Performance for the First Year

Crenshaw did not meet its projected sales goals and ended up with a negative net income for its first year of operation. About 50% of its sales were from its commercial customers, who paid on account. The rest were cash and credit card sales, in which the latter cleared almost immediately. The income statement and balance sheets showing the results are included in Exhibit 2.

As a result of Crenshaw’s performance, the credit line provider allowed an increase of only $50,000 in the credit line for the year 2001, and the interest rate would increase to 12.50%. If Crenshaw moved closer to its sales goals and made profits in 2001, the increase would continue annually thereafter. Mr. Crenshaw signed a ten-year lease on his store space. The lease provides for annual increases of 3% in the rent payments.

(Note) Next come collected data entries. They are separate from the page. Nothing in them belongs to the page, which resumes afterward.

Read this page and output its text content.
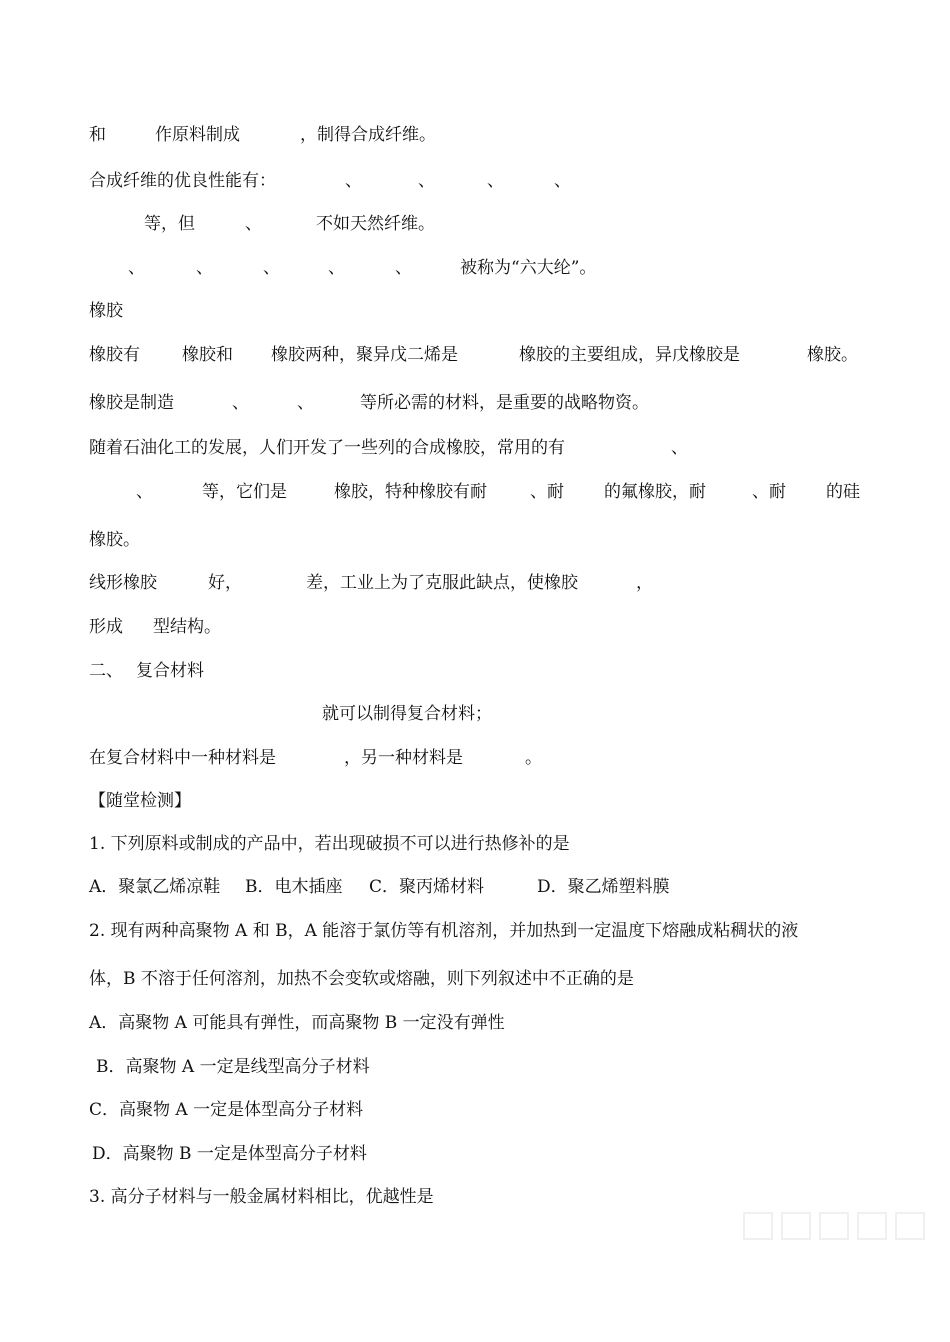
和	作原料制成	，制得合成纤维。
合成纤维的优良性能有：	、	、	、	、
等，但	、	不如天然纤维。
、	、	、	、	、	被称为“六大纶”。
橡胶
橡胶有 橡胶和 橡胶两种，聚异戊二烯是	橡胶的主要组成，异戊橡胶是	橡胶。
橡胶是制造	、	、	等所必需的材料，是重要的战略物资。
随着石油化工的发展，人们开发了一些列的合成橡胶，常用的有	、
、	等，它们是	橡胶，特种橡胶有耐	、耐 的氟橡胶，耐	、耐 的硅
橡胶。
线形橡胶	好，	差，工业上为了克服此缺点，使橡胶	，
形成 型结构。
二、 复合材料
就可以制得复合材料；
在复合材料中一种材料是	，另一种材料是	。
【随堂检测】
1. 下列原料或制成的产品中，若出现破损不可以进行热修补的是
A．聚氯乙烯凉鞋 B．电木插座 C．聚丙烯材料	D．聚乙烯塑料膜
2. 现有两种高聚物 A 和 B，A 能溶于氯仿等有机溶剂，并加热到一定温度下熔融成粘稠状的液
体，B 不溶于任何溶剂，加热不会变软或熔融，则下列叙述中不正确的是
A．高聚物 A 可能具有弹性，而高聚物 B 一定没有弹性
B．高聚物 A 一定是线型高分子材料
C．高聚物 A 一定是体型高分子材料
D．高聚物 B 一定是体型高分子材料
3. 高分子材料与一般金属材料相比，优越性是
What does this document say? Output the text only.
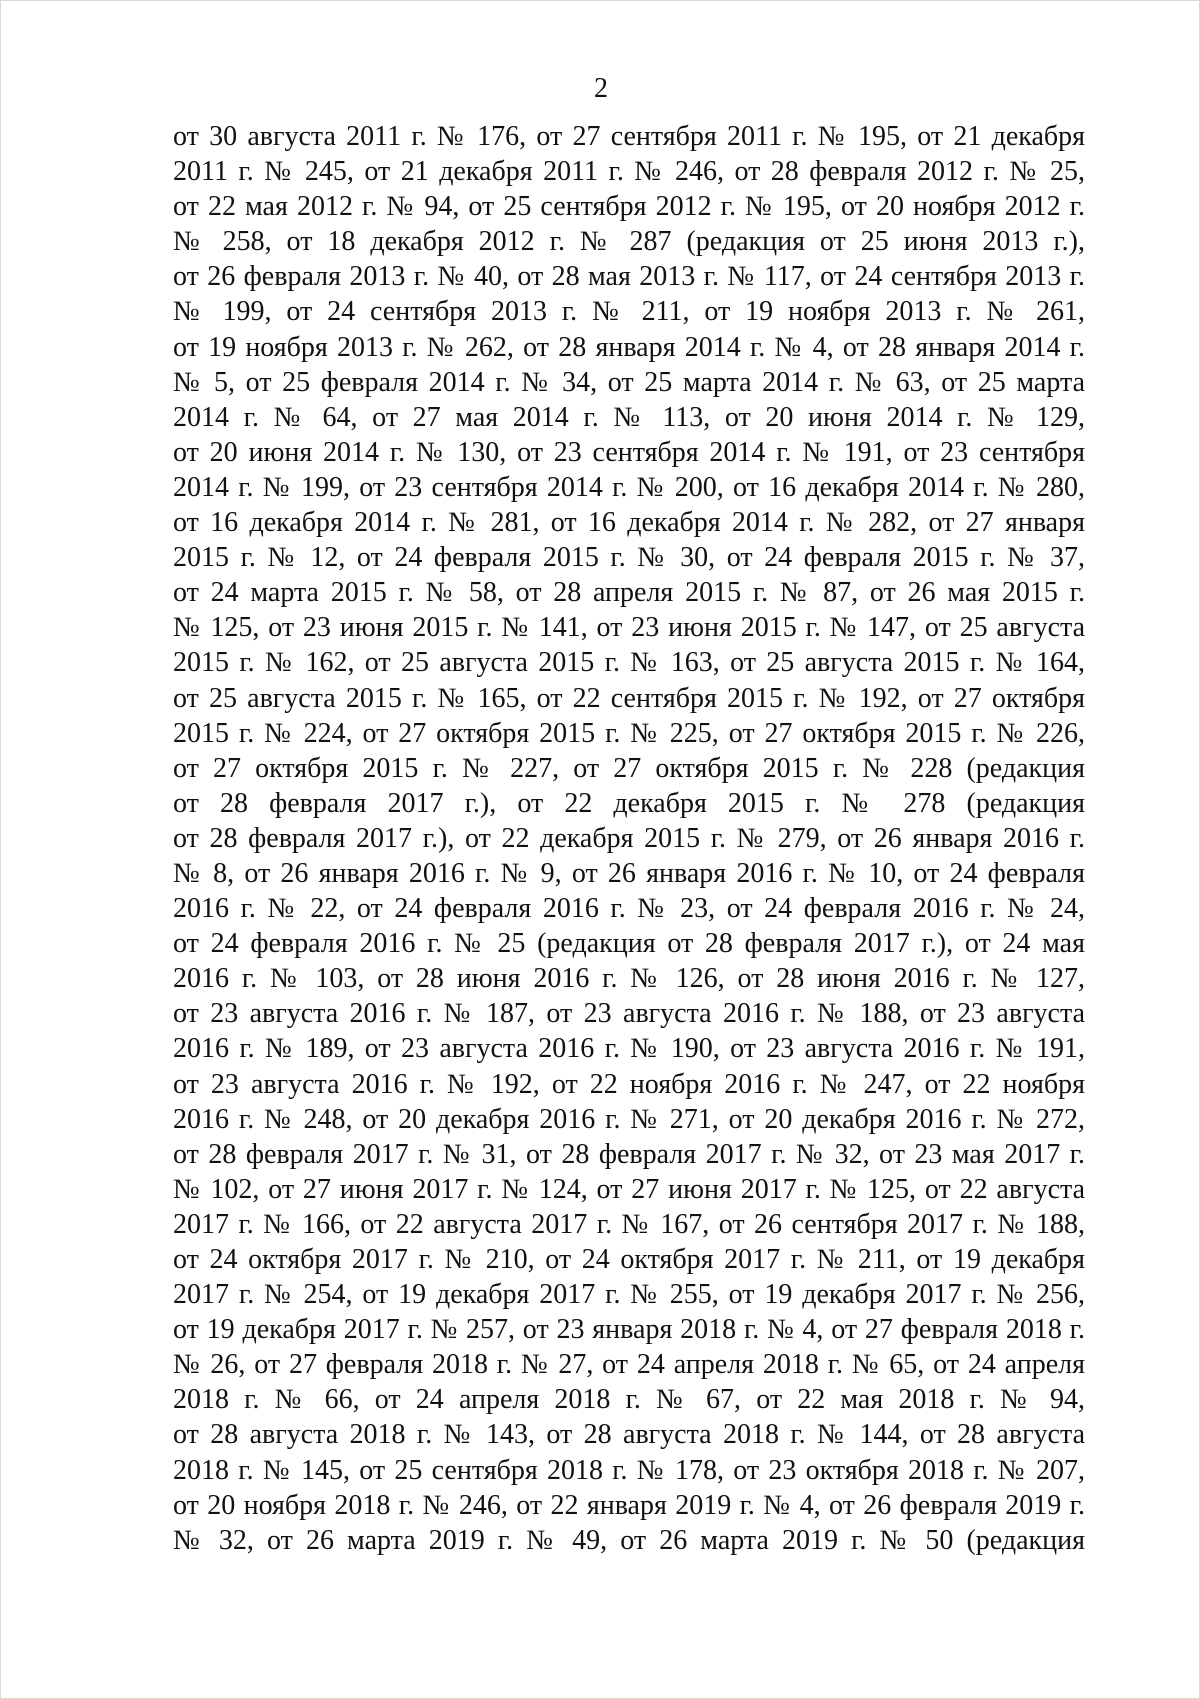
2
от 30 августа 2011 г. № 176, от 27 сентября 2011 г. № 195, от 21 декабря
2011 г. № 245, от 21 декабря 2011 г. № 246, от 28 февраля 2012 г. № 25,
от 22 мая 2012 г. № 94, от 25 сентября 2012 г. № 195, от 20 ноября 2012 г.
№ 258, от 18 декабря 2012 г. № 287 (редакция от 25 июня 2013 г.),
от 26 февраля 2013 г. № 40, от 28 мая 2013 г. № 117, от 24 сентября 2013 г.
№ 199, от 24 сентября 2013 г. № 211, от 19 ноября 2013 г. № 261,
от 19 ноября 2013 г. № 262, от 28 января 2014 г. № 4, от 28 января 2014 г.
№ 5, от 25 февраля 2014 г. № 34, от 25 марта 2014 г. № 63, от 25 марта
2014 г. № 64, от 27 мая 2014 г. № 113, от 20 июня 2014 г. № 129,
от 20 июня 2014 г. № 130, от 23 сентября 2014 г. № 191, от 23 сентября
2014 г. № 199, от 23 сентября 2014 г. № 200, от 16 декабря 2014 г. № 280,
от 16 декабря 2014 г. № 281, от 16 декабря 2014 г. № 282, от 27 января
2015 г. № 12, от 24 февраля 2015 г. № 30, от 24 февраля 2015 г. № 37,
от 24 марта 2015 г. № 58, от 28 апреля 2015 г. № 87, от 26 мая 2015 г.
№ 125, от 23 июня 2015 г. № 141, от 23 июня 2015 г. № 147, от 25 августа
2015 г. № 162, от 25 августа 2015 г. № 163, от 25 августа 2015 г. № 164,
от 25 августа 2015 г. № 165, от 22 сентября 2015 г. № 192, от 27 октября
2015 г. № 224, от 27 октября 2015 г. № 225, от 27 октября 2015 г. № 226,
от 27 октября 2015 г. № 227, от 27 октября 2015 г. № 228 (редакция
от 28 февраля 2017 г.), от 22 декабря 2015 г. № 278 (редакция
от 28 февраля 2017 г.), от 22 декабря 2015 г. № 279, от 26 января 2016 г.
№ 8, от 26 января 2016 г. № 9, от 26 января 2016 г. № 10, от 24 февраля
2016 г. № 22, от 24 февраля 2016 г. № 23, от 24 февраля 2016 г. № 24,
от 24 февраля 2016 г. № 25 (редакция от 28 февраля 2017 г.), от 24 мая
2016 г. № 103, от 28 июня 2016 г. № 126, от 28 июня 2016 г. № 127,
от 23 августа 2016 г. № 187, от 23 августа 2016 г. № 188, от 23 августа
2016 г. № 189, от 23 августа 2016 г. № 190, от 23 августа 2016 г. № 191,
от 23 августа 2016 г. № 192, от 22 ноября 2016 г. № 247, от 22 ноября
2016 г. № 248, от 20 декабря 2016 г. № 271, от 20 декабря 2016 г. № 272,
от 28 февраля 2017 г. № 31, от 28 февраля 2017 г. № 32, от 23 мая 2017 г.
№ 102, от 27 июня 2017 г. № 124, от 27 июня 2017 г. № 125, от 22 августа
2017 г. № 166, от 22 августа 2017 г. № 167, от 26 сентября 2017 г. № 188,
от 24 октября 2017 г. № 210, от 24 октября 2017 г. № 211, от 19 декабря
2017 г. № 254, от 19 декабря 2017 г. № 255, от 19 декабря 2017 г. № 256,
от 19 декабря 2017 г. № 257, от 23 января 2018 г. № 4, от 27 февраля 2018 г.
№ 26, от 27 февраля 2018 г. № 27, от 24 апреля 2018 г. № 65, от 24 апреля
2018 г. № 66, от 24 апреля 2018 г. № 67, от 22 мая 2018 г. № 94,
от 28 августа 2018 г. № 143, от 28 августа 2018 г. № 144, от 28 августа
2018 г. № 145, от 25 сентября 2018 г. № 178, от 23 октября 2018 г. № 207,
от 20 ноября 2018 г. № 246, от 22 января 2019 г. № 4, от 26 февраля 2019 г.
№ 32, от 26 марта 2019 г. № 49, от 26 марта 2019 г. № 50 (редакция
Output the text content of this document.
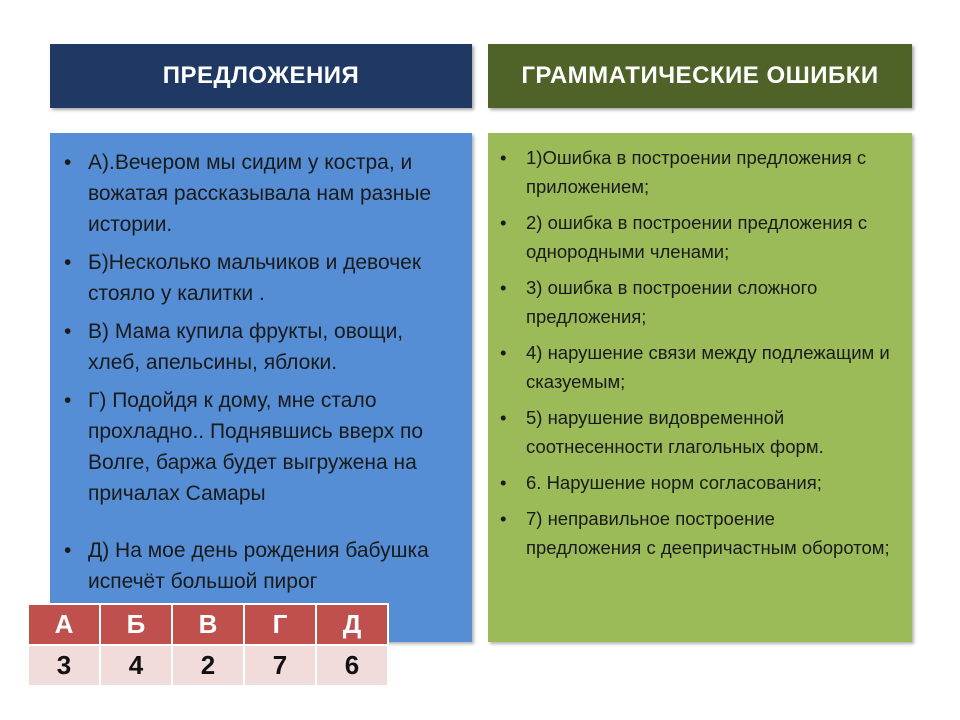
ПРЕДЛОЖЕНИЯ	ГРАММАТИЧЕСКИЕ ОШИБКИ
• А).Вечером мы сидим у костра, и вожатая рассказывала нам разные истории.
• Б)Несколько мальчиков и девочек стояло у калитки .
• В) Мама купила фрукты, овощи, хлеб, апельсины, яблоки.
• Г) Подойдя к дому, мне стало прохладно.. Поднявшись вверх по Волге, баржа будет выгружена на причалах Самары
• Д) На мое день рождения бабушка испечёт большой пирог
• 1)Ошибка в построении предложения с приложением;
• 2) ошибка в построении предложения с однородными членами;
• 3) ошибка в построении сложного предложения;
• 4) нарушение связи между подлежащим и сказуемым;
• 5) нарушение видовременной соотнесенности глагольных форм.
• 6. Нарушение норм согласования;
• 7) неправильное построение предложения с деепричастным оборотом;
А	Б	В	Г	Д
3	4	2	7	6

You have been called in by the Jacksonville Chamber of Commerce to serve as a consultant to Mr. Crenshaw to help him properly manage and grow his business. In this capacity, you are to complete the following tasks:

  1. Conduct an analysis of the business situation and financial statements, determining the main reasons for Crenshaw’s failure to meet sales goals and make a profit.
  2. Create a four-year pro forma forecast assuming that the problems you have identified can be corrected. Show how much additional external funding is required to operate the business for the next four years.
  3. Write a brief (two page max.) memo summarizing your findings and making appropriate recommendations to Mr. Crenshaw. Include your ratios and forecasts as exhibits in the form of attachments to the memo.